OVERVIEW
RTS covers every major football competition with a full digital offering. Euro 2024 demonstrated exceptional engagement potential: +223% website visits and +78% mobile app visits compared to the rest of the year. Building on these learnings and a user study conducted during the 2025 Women's Euro, this project aims to design an experience worthy of the 2026 World Cup.
I contributed across the full design process, from audience data analysis and user research to final interface design. My work spanned user journey mapping, information architecture, UI component design for both the website and the app, and coordination with editorial and technical teams.

BORAD AUDIANCES
The RTS app is no longer a sports-only product.
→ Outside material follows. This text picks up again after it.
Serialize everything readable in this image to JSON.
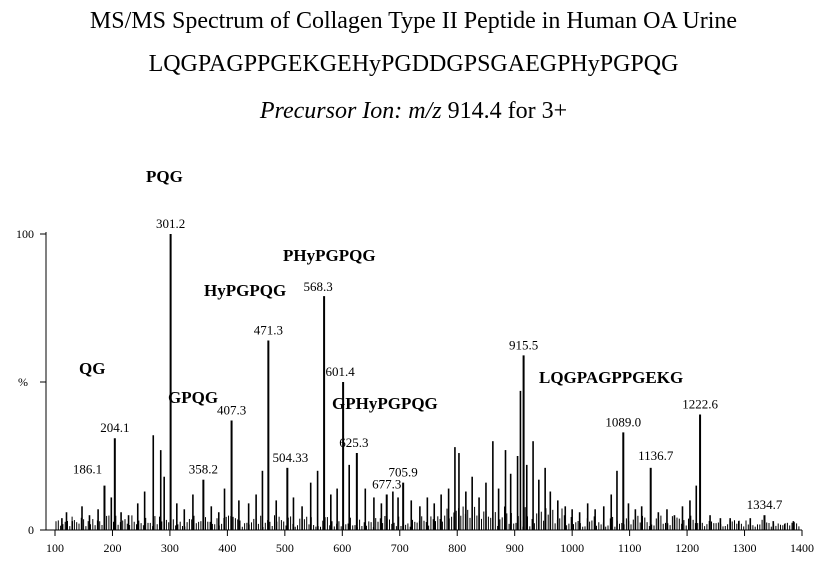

It now serves a broad audience, a significant share of whom have no interest in football. The World Cup is a landmark global event that deserves strong visibility but that presence must not alienate users who simply don't care about it. Finding the right balance between enough exposure for fans and acceptable restraint for everyone else is one of the most delicate UX trade-offs in this project.
A user study conducted during the 2025 Women's Euro (diary study + AttrakDiff) revealed that the RTS experience was seen as functionally solid, but too conventional and not emotionally engaging enough. These insights directly shaped the design proposals: foregrounding emotion, giving voice to player stories, incorporating younger audiences' perspectives, and exploring immersive formats. Emotional engagement cannot be solved by design alone. While the interface provides the structure, it is the editorial team's role to bring it to life

VISIBLE, NOT INTRUSIVE
The response to the mixed-audience challenge is built on a two-level architecture: a complete, self-contained World Cup page on one side, and a few carefully placed entry points from the home screen on the other. Most of the FIFA content is centralised in a dedicated page news, schedule, results, highlightd. The home screen simply signals the event without imposing it: a few well-placed entry points are enough to make the World Cup visible for those who want it, without transforming the experience for those who don't.

TOUCHPOINTS
Onboarding - Three days before the World Cup kicks off, a dedicated splash screen appears at app launch. This single moment is designed as a turning point: the user knows the event is imminent, and the app invites them to personalise their experience before the competition even begins.
Event banner - Ten days before kick-off, a FIFA World Cup 2026 banner appears at the top of both the app and the website. It features a real-time countdown to build excitement and signal the upcoming event to regular users. Designed as a non-blocking contextual element, it sits within the content flow without disrupting standard navigation. When the competition begins, the banner switches to an active mode and becomes the direct entry point to the official World Cup page.

SCHEDULE
Calendar banner - At the top of the World Cup page, a dedicated banner displays the competition schedule and provides direct access to all matches. It gives users immediate orientation upon landing: knowing where the competition stands, which match is coming up, and which one just finished. Placing the schedule first answers the most immediate need of a sports user: locating themselves within the competition. This reduces the number of taps needed to find the next match.
DESIGN
Pronos banner - acts as a subtle entry point into the tournament experience. Displayed before and during key matches, it directs users to the RTS prediction platform, where they can predict results, compete with friends, and engage with the event through a social, gamified experience.
Video player - redesigned for major live events, allowing users to follow matches with all the convenience expected from a modern viewing experience. Alongside core viewing features, a real-time timeline highlights key moments goals, cards, major actions enabling users to instantly jump to the most important parts of the match in a single tap.

NAVIGATION
The World Cup page is structured around four tabs, each corresponding to a distinct user intent and consumption moment. From quickly checking a score to diving into competition highlights.
News - All editorial content from the competition; articles, reports, last videos gathered in one place. Designed for users who follow the event over time and want to stay informed beyond just scores.
Live - Full schedule of all competition matches, with the option to set a reminder and receive a notification at kick-off. This feature addresses a key user behaviour: not wanting to miss a match without having to monitor the time themselves.
NAVIGATION
Results - A consolidated view of all match results, alongside group tables and live standings. Designed for quick, often mobile, often contextual consultation, on public transport, during a break.
Highlight - Video swimlanes organised by content type; match recaps, best moments, top plays, enabling fast, targeted consumption. Designed for users who missed a match and want to catch the key moments in just a few minutes.